Daphne's
- Type: Private
- Industry: Food And Beverage
- Genre: Restaurants
- Founded: 1991; 35 years ago
- Founder: George Katakalidis
- Headquarters: 6 (as of April 2024), Los Angeles, California, USA
- Area served: California
- Products: Gyros and Kabobs
- Services: Sit down and take-away fare
- Website: http://daphnes.biz

= Daphne's Greek Cafe =

Restaurant chain in California, US

Daphne's Greek Cafe or, Daphne's California Greek, is an American fast-casual Greek restaurant operating in California. The restaurant name refers to Daphne of Greek mythology whom the god Apollo desired.

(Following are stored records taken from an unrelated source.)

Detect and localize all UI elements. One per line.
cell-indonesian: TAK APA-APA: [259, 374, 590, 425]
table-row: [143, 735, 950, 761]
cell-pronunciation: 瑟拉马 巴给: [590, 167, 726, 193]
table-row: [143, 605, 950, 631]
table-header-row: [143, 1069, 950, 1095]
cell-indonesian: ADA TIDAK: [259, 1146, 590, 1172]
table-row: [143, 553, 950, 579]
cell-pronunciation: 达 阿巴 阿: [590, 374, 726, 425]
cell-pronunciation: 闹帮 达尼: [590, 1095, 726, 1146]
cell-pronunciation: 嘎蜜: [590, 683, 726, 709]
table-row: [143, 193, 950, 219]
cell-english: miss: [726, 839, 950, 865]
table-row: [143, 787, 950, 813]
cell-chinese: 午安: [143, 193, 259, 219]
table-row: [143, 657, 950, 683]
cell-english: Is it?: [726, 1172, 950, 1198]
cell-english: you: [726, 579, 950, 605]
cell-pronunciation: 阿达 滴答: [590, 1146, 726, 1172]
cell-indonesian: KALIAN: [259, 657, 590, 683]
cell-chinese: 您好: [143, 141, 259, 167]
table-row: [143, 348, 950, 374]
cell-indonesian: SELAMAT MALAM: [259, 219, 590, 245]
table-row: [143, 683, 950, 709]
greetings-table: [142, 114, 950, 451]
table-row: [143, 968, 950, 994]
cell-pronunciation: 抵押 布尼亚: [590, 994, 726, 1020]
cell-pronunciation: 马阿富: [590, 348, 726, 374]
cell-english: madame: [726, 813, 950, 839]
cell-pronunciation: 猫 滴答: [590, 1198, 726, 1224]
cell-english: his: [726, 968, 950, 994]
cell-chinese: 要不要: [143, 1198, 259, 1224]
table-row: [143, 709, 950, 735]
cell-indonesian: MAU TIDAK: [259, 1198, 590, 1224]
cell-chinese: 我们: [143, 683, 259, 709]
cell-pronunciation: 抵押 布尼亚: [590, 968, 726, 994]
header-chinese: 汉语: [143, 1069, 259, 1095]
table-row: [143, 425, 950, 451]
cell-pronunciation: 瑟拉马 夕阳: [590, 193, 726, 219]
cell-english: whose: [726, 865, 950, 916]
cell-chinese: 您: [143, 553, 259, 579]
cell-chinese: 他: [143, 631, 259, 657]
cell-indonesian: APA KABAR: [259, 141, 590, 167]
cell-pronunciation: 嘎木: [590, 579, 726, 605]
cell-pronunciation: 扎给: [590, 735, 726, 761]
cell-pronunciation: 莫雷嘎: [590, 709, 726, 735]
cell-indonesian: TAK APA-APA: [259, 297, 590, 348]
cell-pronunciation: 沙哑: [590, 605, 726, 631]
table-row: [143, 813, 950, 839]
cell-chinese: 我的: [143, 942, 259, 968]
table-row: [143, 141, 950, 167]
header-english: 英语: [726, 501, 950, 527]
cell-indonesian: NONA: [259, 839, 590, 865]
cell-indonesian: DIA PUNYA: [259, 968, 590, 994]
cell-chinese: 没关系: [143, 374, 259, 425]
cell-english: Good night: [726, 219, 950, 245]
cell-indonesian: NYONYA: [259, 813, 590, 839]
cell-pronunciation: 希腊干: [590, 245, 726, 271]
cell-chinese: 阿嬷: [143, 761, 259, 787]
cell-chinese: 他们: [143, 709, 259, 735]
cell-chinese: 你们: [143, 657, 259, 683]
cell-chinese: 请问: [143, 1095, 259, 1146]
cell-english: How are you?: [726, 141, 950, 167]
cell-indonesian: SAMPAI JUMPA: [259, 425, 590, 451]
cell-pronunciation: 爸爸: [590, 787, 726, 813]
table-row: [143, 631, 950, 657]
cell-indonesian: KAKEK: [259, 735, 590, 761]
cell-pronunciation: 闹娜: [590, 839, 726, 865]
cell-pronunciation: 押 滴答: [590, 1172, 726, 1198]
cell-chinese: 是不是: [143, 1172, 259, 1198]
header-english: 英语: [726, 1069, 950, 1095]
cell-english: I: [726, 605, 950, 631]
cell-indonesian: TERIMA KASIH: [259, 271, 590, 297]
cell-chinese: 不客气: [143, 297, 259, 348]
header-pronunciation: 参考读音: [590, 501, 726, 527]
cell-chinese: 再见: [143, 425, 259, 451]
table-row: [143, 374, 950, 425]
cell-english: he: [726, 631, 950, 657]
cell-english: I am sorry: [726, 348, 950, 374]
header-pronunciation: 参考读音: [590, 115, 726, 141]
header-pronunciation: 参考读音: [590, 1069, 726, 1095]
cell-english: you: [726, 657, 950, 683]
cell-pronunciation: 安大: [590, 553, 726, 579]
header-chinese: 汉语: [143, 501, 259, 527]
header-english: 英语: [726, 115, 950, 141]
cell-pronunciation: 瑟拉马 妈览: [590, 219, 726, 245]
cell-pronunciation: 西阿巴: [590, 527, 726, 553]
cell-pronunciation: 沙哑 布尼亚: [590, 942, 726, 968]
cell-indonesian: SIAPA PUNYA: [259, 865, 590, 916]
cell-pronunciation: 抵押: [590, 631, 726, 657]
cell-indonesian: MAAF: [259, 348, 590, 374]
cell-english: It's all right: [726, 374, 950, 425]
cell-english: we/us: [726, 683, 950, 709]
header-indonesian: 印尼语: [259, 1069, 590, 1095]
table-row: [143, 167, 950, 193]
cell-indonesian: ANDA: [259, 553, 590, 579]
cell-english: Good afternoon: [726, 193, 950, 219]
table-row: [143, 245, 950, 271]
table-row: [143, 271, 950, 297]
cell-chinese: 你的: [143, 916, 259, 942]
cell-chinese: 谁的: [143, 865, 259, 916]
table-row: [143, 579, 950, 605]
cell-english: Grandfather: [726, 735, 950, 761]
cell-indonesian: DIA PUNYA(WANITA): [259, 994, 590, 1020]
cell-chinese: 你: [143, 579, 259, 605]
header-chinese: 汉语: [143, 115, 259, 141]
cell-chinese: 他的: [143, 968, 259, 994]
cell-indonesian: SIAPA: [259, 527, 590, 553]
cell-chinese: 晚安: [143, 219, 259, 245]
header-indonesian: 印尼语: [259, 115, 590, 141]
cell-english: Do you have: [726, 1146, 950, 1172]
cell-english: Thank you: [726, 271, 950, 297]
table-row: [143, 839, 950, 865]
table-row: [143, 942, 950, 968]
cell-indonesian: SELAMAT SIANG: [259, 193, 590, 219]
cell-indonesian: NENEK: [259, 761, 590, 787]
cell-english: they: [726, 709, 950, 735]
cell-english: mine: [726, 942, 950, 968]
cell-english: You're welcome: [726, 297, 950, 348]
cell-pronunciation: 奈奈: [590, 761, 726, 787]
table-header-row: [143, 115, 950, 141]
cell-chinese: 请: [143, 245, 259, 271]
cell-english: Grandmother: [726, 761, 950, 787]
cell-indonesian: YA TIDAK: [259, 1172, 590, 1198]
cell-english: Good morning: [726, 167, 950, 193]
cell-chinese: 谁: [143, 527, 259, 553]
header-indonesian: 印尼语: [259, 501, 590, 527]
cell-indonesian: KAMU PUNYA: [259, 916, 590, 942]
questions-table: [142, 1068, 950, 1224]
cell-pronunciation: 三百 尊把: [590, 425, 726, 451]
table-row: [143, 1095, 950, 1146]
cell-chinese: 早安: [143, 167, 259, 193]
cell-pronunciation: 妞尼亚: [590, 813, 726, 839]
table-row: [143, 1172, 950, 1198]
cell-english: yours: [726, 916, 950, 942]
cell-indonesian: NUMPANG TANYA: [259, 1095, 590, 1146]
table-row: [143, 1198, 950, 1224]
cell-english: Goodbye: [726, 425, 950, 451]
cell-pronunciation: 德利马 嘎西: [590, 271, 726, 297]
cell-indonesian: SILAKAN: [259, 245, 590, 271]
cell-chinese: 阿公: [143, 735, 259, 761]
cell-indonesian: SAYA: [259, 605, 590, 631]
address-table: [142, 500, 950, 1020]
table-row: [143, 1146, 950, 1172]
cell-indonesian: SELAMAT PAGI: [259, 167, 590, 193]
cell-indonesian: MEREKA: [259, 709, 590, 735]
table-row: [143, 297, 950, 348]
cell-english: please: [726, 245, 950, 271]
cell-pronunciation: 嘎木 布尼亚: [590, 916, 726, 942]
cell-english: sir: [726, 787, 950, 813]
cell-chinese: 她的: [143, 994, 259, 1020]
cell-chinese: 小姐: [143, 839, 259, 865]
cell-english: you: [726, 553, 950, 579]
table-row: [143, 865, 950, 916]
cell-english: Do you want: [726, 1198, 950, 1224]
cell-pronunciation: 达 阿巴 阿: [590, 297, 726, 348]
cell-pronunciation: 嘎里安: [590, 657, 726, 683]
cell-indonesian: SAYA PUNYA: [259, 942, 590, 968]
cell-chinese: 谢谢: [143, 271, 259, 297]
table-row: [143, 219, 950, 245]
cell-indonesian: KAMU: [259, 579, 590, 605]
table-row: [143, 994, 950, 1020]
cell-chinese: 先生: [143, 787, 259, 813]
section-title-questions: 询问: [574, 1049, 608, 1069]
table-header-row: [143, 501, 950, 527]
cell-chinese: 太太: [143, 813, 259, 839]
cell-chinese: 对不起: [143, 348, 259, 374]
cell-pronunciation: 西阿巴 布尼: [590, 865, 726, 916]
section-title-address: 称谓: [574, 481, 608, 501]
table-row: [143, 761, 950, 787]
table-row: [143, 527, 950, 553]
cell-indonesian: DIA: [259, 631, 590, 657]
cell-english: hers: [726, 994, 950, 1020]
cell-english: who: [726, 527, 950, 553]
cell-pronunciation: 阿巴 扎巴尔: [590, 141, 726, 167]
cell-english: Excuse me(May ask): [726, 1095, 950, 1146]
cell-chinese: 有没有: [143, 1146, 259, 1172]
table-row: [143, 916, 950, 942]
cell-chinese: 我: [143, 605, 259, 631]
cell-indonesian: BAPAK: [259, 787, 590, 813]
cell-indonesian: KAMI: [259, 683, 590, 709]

Daphne's was rated #11 in 2006 Top 100 Movers and Shakers in the Fast Casual magazine.
Named after the Greek symbol for excellence, Daphne’s Greek Café is a trendsetter in fast casual. The 70-unit chain recently implemented an English-speaking course for its employees. Throw in the best chain gyros and you’ve got one heckuva restaurant.
— Fast Casual Magazine, January 2007
 Daphne's was voted Best Greek in the June 2008 issue of San Diego Magazine.

== History ==
Daphne's Greek Cafe was founded by George Katakalidis in 1991. The chain entered bankruptcy in January 2010. It had 60 locations throughout Arizona and California and was purchased out of bankruptcy by an investor group headed by William Trefethen. In 2011, Daphne's name changed to Daphne's California Greek with a new concept that has been characterized as: a “hybrid” of California-meets-Greek cuisine, with an emphasis on freshness.

Daphne's California Greek continued their re-branding effort under William Trefethen group for about four years before suddenly selling the company to a Chicago investment group named Victory Park Capital.

In early 2024, all remaining locations in Orange County and San Diego County closed. As of April 2024, only six locations remain; five locations are in Southern California and one is in the Sacramento area. They are Simi Valley, Thousand Oaks, Redondo Beach, Temecula, Ontario, and Roseville.